Otros minutos de disección de querer salir y de más espera. Your tiny hands, Your crazy kitten smile... Please, don't leave.
Agudas son las conclusiones, también aguda es la razón, siendo así, ¿Por qué la agudeza no lo puede resolver? ¿Por qué no es explicable? ¿Y por qué mucho menos entendible? Por trigésima tercera vez: Please, don't leave. I'll dress like your niece. And wash your swollen feet...
Casi 45 mil minutos, los más extensos de los que se tiene memoria. Unos miles de llanto, otros millares de convencimientos, otras centenas de espera, mucha espera. Just don't leave...Don't leave.
Minutos extensos. Doy un sorbo a mi copa de Merlot, volteo al cielo, llueve... Que lluevan cartas, cartas venidas del Océano Atlántico. Si, cartas oceánicas les dicen. En sus sobres líquidos y escritas con granos de arena coloreada, espuma de mar que lleva la brisa a 2214 metros sobre tu nivel. Por ello son mágicas, porque trepan las montañas. Las suben, las esquían, esquían hacia arriba. I'll drown my beliefs...To have your babies.

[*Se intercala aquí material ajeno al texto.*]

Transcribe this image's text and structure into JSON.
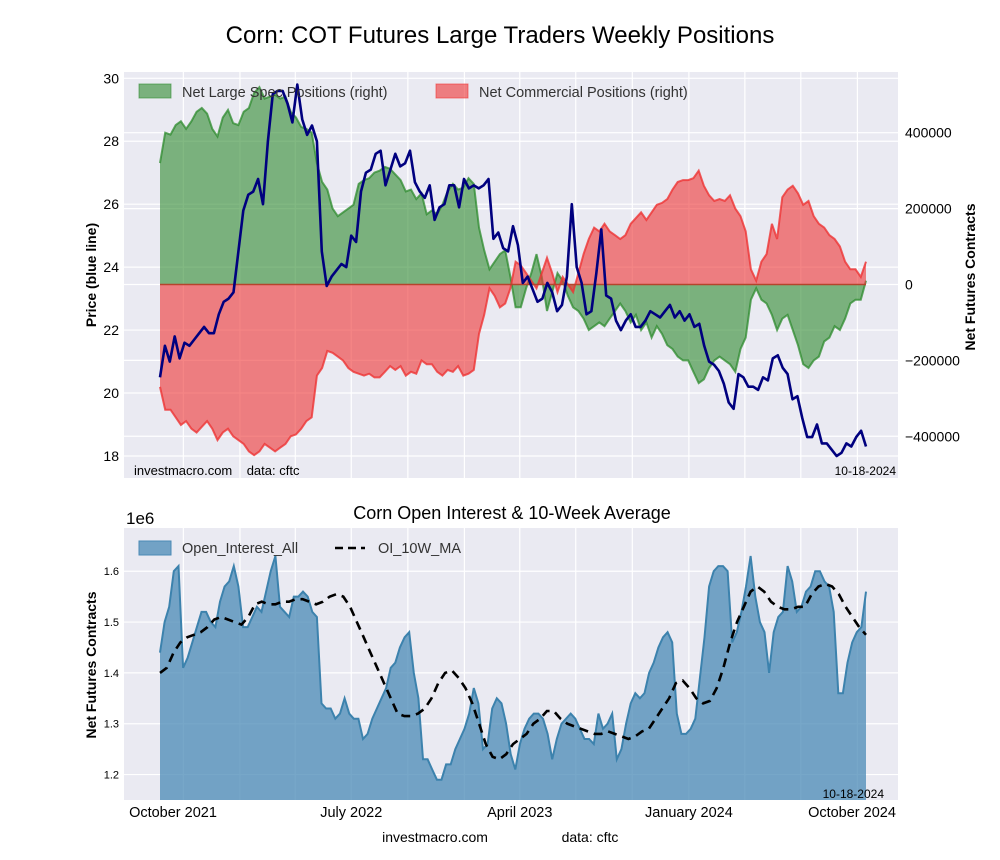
{
  "page": {
    "main_title": "Corn: COT Futures Large Traders Weekly Positions",
    "sub_title": "Corn Open Interest & 10-Week Average",
    "footer_site": "investmacro.com",
    "footer_source": "data: cftc",
    "date_stamp": "10-18-2024"
  },
  "chart_data": [
    {
      "type": "area",
      "title": "Corn: COT Futures Large Traders Weekly Positions",
      "ylabel_left": "Price (blue line)",
      "ylabel_right": "Net Futures Contracts",
      "ylim_left": [
        17.3,
        30.2
      ],
      "ylim_right": [
        -510000,
        560000
      ],
      "yticks_left": [
        "30",
        "28",
        "26",
        "24",
        "22",
        "20",
        "18"
      ],
      "yticks_right": [
        "400000",
        "200000",
        "0",
        "−200000",
        "−400000"
      ],
      "xticks": [
        "October 2021",
        "July 2022",
        "April 2023",
        "January 2024",
        "October 2024"
      ],
      "x_start": "2021-08-24",
      "x_end": "2024-10-15",
      "grid": true,
      "legend_position": "top-left",
      "watermark": "investmacro.com    data: cftc",
      "date_stamp": "10-18-2024",
      "colors": {
        "spec": "#2e8b2e",
        "comm": "#ee3333",
        "price": "#00007f"
      },
      "series": [
        {
          "name": "Net Large Spec Positions (right)",
          "anchor_values": [
            320000,
            400000,
            395000,
            420000,
            430000,
            410000,
            430000,
            455000,
            465000,
            450000,
            410000,
            390000,
            440000,
            460000,
            425000,
            420000,
            455000,
            465000,
            505000,
            520000,
            490000,
            495000,
            500000,
            490000,
            495000,
            455000,
            440000,
            415000,
            410000,
            400000,
            320000,
            270000,
            250000,
            200000,
            180000,
            190000,
            200000,
            210000,
            265000,
            275000,
            280000,
            295000,
            300000,
            310000,
            305000,
            290000,
            275000,
            245000,
            250000,
            225000,
            240000,
            185000,
            195000,
            185000,
            210000,
            245000,
            265000,
            250000,
            255000,
            280000,
            265000,
            150000,
            90000,
            40000,
            60000,
            80000,
            90000,
            20000,
            -60000,
            -60000,
            -10000,
            30000,
            80000,
            20000,
            -70000,
            -20000,
            30000,
            10000,
            -30000,
            -60000,
            -70000,
            -90000,
            -120000,
            -110000,
            -100000,
            -110000,
            -90000,
            -70000,
            -50000,
            -70000,
            -100000,
            -80000,
            -120000,
            -100000,
            -140000,
            -110000,
            -130000,
            -160000,
            -170000,
            -190000,
            -200000,
            -200000,
            -230000,
            -260000,
            -250000,
            -220000,
            -200000,
            -190000,
            -200000,
            -210000,
            -230000,
            -170000,
            -140000,
            -40000,
            -10000,
            -40000,
            -50000,
            -80000,
            -120000,
            -90000,
            -80000,
            -120000,
            -160000,
            -210000,
            -220000,
            -200000,
            -190000,
            -150000,
            -140000,
            -110000,
            -120000,
            -90000,
            -50000,
            -40000,
            -40000,
            10000
          ]
        },
        {
          "name": "Net Commercial Positions (right)",
          "anchor_values": [
            -270000,
            -330000,
            -330000,
            -350000,
            -370000,
            -360000,
            -380000,
            -390000,
            -375000,
            -360000,
            -380000,
            -410000,
            -390000,
            -380000,
            -400000,
            -410000,
            -420000,
            -440000,
            -450000,
            -440000,
            -420000,
            -430000,
            -440000,
            -430000,
            -420000,
            -400000,
            -395000,
            -380000,
            -360000,
            -350000,
            -240000,
            -220000,
            -175000,
            -180000,
            -190000,
            -200000,
            -220000,
            -230000,
            -235000,
            -240000,
            -235000,
            -245000,
            -245000,
            -230000,
            -215000,
            -225000,
            -215000,
            -240000,
            -230000,
            -235000,
            -200000,
            -210000,
            -210000,
            -230000,
            -240000,
            -225000,
            -230000,
            -215000,
            -240000,
            -235000,
            -225000,
            -130000,
            -80000,
            -10000,
            -30000,
            -60000,
            -50000,
            -10000,
            60000,
            50000,
            30000,
            10000,
            -10000,
            30000,
            70000,
            30000,
            -20000,
            20000,
            0,
            -20000,
            30000,
            80000,
            120000,
            150000,
            140000,
            160000,
            140000,
            130000,
            120000,
            130000,
            160000,
            175000,
            190000,
            170000,
            190000,
            210000,
            215000,
            225000,
            250000,
            270000,
            275000,
            275000,
            280000,
            300000,
            260000,
            235000,
            220000,
            225000,
            220000,
            235000,
            200000,
            180000,
            140000,
            40000,
            10000,
            60000,
            80000,
            160000,
            120000,
            230000,
            250000,
            260000,
            240000,
            210000,
            220000,
            180000,
            160000,
            150000,
            130000,
            120000,
            100000,
            60000,
            40000,
            40000,
            20000,
            60000
          ]
        },
        {
          "name": "Price (blue line)",
          "anchor_values": [
            20.5,
            21.5,
            21.0,
            21.8,
            21.1,
            21.6,
            21.5,
            21.7,
            21.9,
            22.1,
            21.9,
            21.9,
            22.5,
            22.9,
            23.0,
            23.2,
            24.5,
            25.8,
            26.3,
            26.4,
            26.8,
            26.0,
            28.0,
            29.5,
            29.6,
            29.6,
            29.2,
            28.6,
            29.8,
            28.7,
            28.2,
            28.5,
            28.0,
            24.5,
            23.4,
            23.7,
            23.9,
            24.1,
            24.0,
            25.0,
            24.8,
            26.4,
            27.0,
            27.1,
            27.6,
            27.7,
            26.6,
            27.1,
            27.6,
            27.2,
            27.3,
            27.7,
            26.7,
            26.4,
            26.2,
            26.6,
            25.5,
            25.9,
            26.0,
            26.6,
            26.6,
            25.9,
            26.8,
            26.5,
            26.6,
            26.5,
            26.6,
            26.8,
            24.9,
            25.1,
            24.6,
            24.5,
            25.3,
            24.7,
            23.5,
            23.7,
            23.3,
            22.9,
            23.0,
            23.5,
            23.2,
            22.6,
            22.8,
            23.7,
            26.0,
            24.0,
            23.5,
            22.5,
            22.6,
            23.8,
            25.2,
            23.1,
            23.0,
            22.3,
            22.0,
            22.3,
            22.5,
            22.1,
            22.1,
            22.3,
            22.6,
            22.5,
            22.4,
            22.6,
            22.8,
            22.4,
            22.6,
            22.3,
            22.5,
            22.1,
            22.2,
            21.5,
            21.0,
            20.9,
            20.7,
            20.3,
            19.7,
            19.5,
            20.6,
            20.5,
            20.2,
            20.2,
            20.1,
            20.5,
            20.4,
            21.1,
            21.2,
            20.8,
            20.6,
            19.8,
            19.9,
            19.2,
            18.6,
            18.6,
            19.0,
            18.4,
            18.4,
            18.2,
            18.0,
            18.1,
            18.4,
            18.3,
            18.6,
            18.8,
            18.3
          ]
        }
      ]
    },
    {
      "type": "area",
      "title": "Corn Open Interest & 10-Week Average",
      "ylabel": "Net Futures Contracts",
      "y_offset_label": "1e6",
      "ylim": [
        1.15,
        1.685
      ],
      "yticks": [
        "1.6",
        "1.5",
        "1.4",
        "1.3",
        "1.2"
      ],
      "xticks": [
        "October 2021",
        "July 2022",
        "April 2023",
        "January 2024",
        "October 2024"
      ],
      "x_start": "2021-08-24",
      "x_end": "2024-10-15",
      "grid": true,
      "legend_position": "top-left",
      "date_stamp": "10-18-2024",
      "colors": {
        "oi": "#4a8ab5",
        "ma": "#000000"
      },
      "series": [
        {
          "name": "Open_Interest_All",
          "anchor_values": [
            1.44,
            1.5,
            1.53,
            1.6,
            1.61,
            1.41,
            1.43,
            1.46,
            1.49,
            1.52,
            1.52,
            1.5,
            1.49,
            1.54,
            1.57,
            1.58,
            1.61,
            1.57,
            1.49,
            1.49,
            1.51,
            1.53,
            1.52,
            1.56,
            1.6,
            1.63,
            1.53,
            1.52,
            1.51,
            1.55,
            1.55,
            1.56,
            1.55,
            1.52,
            1.51,
            1.34,
            1.33,
            1.33,
            1.31,
            1.32,
            1.35,
            1.32,
            1.31,
            1.31,
            1.27,
            1.28,
            1.31,
            1.33,
            1.35,
            1.37,
            1.41,
            1.42,
            1.45,
            1.47,
            1.48,
            1.4,
            1.35,
            1.23,
            1.23,
            1.21,
            1.19,
            1.19,
            1.22,
            1.22,
            1.25,
            1.27,
            1.29,
            1.32,
            1.37,
            1.34,
            1.25,
            1.26,
            1.33,
            1.35,
            1.34,
            1.3,
            1.24,
            1.21,
            1.26,
            1.29,
            1.31,
            1.32,
            1.32,
            1.31,
            1.28,
            1.23,
            1.27,
            1.3,
            1.31,
            1.32,
            1.31,
            1.29,
            1.27,
            1.27,
            1.26,
            1.32,
            1.29,
            1.3,
            1.32,
            1.23,
            1.25,
            1.3,
            1.34,
            1.36,
            1.35,
            1.36,
            1.4,
            1.42,
            1.45,
            1.47,
            1.48,
            1.46,
            1.32,
            1.28,
            1.28,
            1.29,
            1.31,
            1.39,
            1.47,
            1.57,
            1.6,
            1.61,
            1.61,
            1.6,
            1.46,
            1.48,
            1.52,
            1.57,
            1.63,
            1.55,
            1.5,
            1.48,
            1.4,
            1.48,
            1.51,
            1.52,
            1.61,
            1.58,
            1.52,
            1.53,
            1.56,
            1.57,
            1.6,
            1.6,
            1.58,
            1.57,
            1.52,
            1.36,
            1.36,
            1.42,
            1.46,
            1.48,
            1.49,
            1.56
          ]
        },
        {
          "name": "OI_10W_MA",
          "anchor_values": [
            1.4,
            1.41,
            1.44,
            1.46,
            1.47,
            1.475,
            1.48,
            1.49,
            1.505,
            1.51,
            1.505,
            1.5,
            1.495,
            1.51,
            1.535,
            1.54,
            1.535,
            1.535,
            1.54,
            1.54,
            1.545,
            1.545,
            1.54,
            1.535,
            1.54,
            1.55,
            1.555,
            1.55,
            1.53,
            1.5,
            1.47,
            1.44,
            1.41,
            1.38,
            1.35,
            1.32,
            1.315,
            1.315,
            1.32,
            1.33,
            1.35,
            1.38,
            1.4,
            1.405,
            1.39,
            1.37,
            1.34,
            1.3,
            1.26,
            1.235,
            1.23,
            1.24,
            1.26,
            1.27,
            1.28,
            1.3,
            1.31,
            1.325,
            1.325,
            1.31,
            1.3,
            1.295,
            1.29,
            1.285,
            1.28,
            1.28,
            1.285,
            1.28,
            1.275,
            1.27,
            1.275,
            1.285,
            1.29,
            1.31,
            1.33,
            1.35,
            1.38,
            1.385,
            1.37,
            1.35,
            1.34,
            1.345,
            1.37,
            1.41,
            1.46,
            1.5,
            1.53,
            1.56,
            1.57,
            1.56,
            1.54,
            1.53,
            1.525,
            1.525,
            1.53,
            1.53,
            1.555,
            1.57,
            1.575,
            1.57,
            1.555,
            1.53,
            1.51,
            1.49,
            1.475
          ]
        }
      ]
    }
  ]
}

La cuenta está cerca de los 45 mil minutos, las cartas oceánicas a punto de llegar. Un mensaje alentador, de espera talvez, de conclusiones no concluídas, paradojas y términos, generalidades y nominaciones, así es como funciona en esta latitud. And true love waits, In haunted attics...
Vivo esto, llueve. Las cartas esquían hacia arriba, cuesta arriba, yo espero, doy otro sorbo y desordeno en mi desordenado orden de ideas, canciones británicas. And true love lives. On lollipops and crisps...Just don't leave, Don't leave.